By: Michael Kassan, Chairman & CEO, MediaLink
“Man maintains his balance, poise and sense of security only as he is moving forward.” — Maxwell Maltz
I’ve always loved Maltz’s quote, which served as the foundation for the self-help movement that would follow in its wake. Yet it has always begged the question — what happens when the things that are moving us forward are the very things that are causing our insecurities?
As the 2014 year-end recaps roll in, we will see statements (all true) that we live in the “Age of the Platform” or the “Age of the Cloud” or the “Age of Mobile.” All of these are predicated on our drive to make information more accessible and moremeaningful. Yet with this fluidity and convenience comes vulnerability, and with the ability to manage vulnerability comes trust.
Brand marketing and its public market cousin “good will” are built on this bedrock.
In looking back over the last few months, many of the biggest stories this year were about breaches in trust. Whether it was Target’s CEO stepping down in the aftermath of a serious customer data breach, the leaked nude photos of Jennifer Lawrence or, most recently, this month’s trove of personal data and communication hacked from Sony Pictures.
No one wishes this on their worst enemy. These stories are the consequences of bad actors taking advantage of our progress.
Respecting the security of information has always been an issue and a fascination of the public. (Watergate, anyone?) But this year something in the air changed. The security breaches of 2014 made (and have stayed in) the news not just because of Hollywood schadenfreude, but because of the scale and personalization of those affected.
It doesn’t matter if it was a state-backed terrorist attack or that of a private hacking group with a vengeance (both scary, both unforgivable). The consequences of all this are very serious, especially for us as marketers. Any security breach — whether it’s financial data, customer details or even organizational “dirty laundry” — erodes the trust and goodwill that is essential to brands. Once a brand loses the trust of its consumers, it may never earn it back. To paraphrase the sentiments of Snapchat founder Evan Spiegel, it truly has “devastating” implications.

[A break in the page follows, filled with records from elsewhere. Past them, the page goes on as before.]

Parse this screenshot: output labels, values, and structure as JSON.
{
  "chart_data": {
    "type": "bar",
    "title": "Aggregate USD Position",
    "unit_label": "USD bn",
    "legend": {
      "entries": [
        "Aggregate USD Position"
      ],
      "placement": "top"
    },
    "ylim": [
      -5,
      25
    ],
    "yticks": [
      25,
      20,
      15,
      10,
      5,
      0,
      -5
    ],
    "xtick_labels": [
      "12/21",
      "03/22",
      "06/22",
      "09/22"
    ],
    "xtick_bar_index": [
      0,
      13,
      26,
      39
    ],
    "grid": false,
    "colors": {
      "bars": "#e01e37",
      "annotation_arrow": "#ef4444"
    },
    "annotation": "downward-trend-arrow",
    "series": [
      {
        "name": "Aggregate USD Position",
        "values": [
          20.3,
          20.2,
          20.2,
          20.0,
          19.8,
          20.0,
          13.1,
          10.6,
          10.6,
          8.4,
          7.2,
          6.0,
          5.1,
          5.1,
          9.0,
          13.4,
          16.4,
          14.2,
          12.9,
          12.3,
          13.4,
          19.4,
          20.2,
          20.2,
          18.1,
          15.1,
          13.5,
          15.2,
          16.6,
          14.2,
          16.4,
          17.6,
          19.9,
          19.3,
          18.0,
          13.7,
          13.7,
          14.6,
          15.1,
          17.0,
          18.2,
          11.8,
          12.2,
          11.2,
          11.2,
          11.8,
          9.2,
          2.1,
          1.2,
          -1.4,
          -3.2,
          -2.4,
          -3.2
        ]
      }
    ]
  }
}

There can’t be confusion any longer: There is no separate “digital world” anymore — it’s just the world we live in. The CMO, CIO, CTO mash-up is at its most heightened urgency when it comes to working on cybersecurity. What does choosing one malware protection software over the other say about a CPG or QSR company? How does that impact the way our audiences and consumers view us as credible service or product providers?
Protecting consumer data was always table-stakes, but the stakes — clearly — have gotten much higher.
My prediction was that 2014 would be the year in which how a business managed the “mashup” of the CMO/CIO/CTO would become the differentiator between companies that would flourish and flounder.
Going into 2015, the mash-up is complete. There is no longer such a thing as a “technical issue.” Everything is now a consumer issue.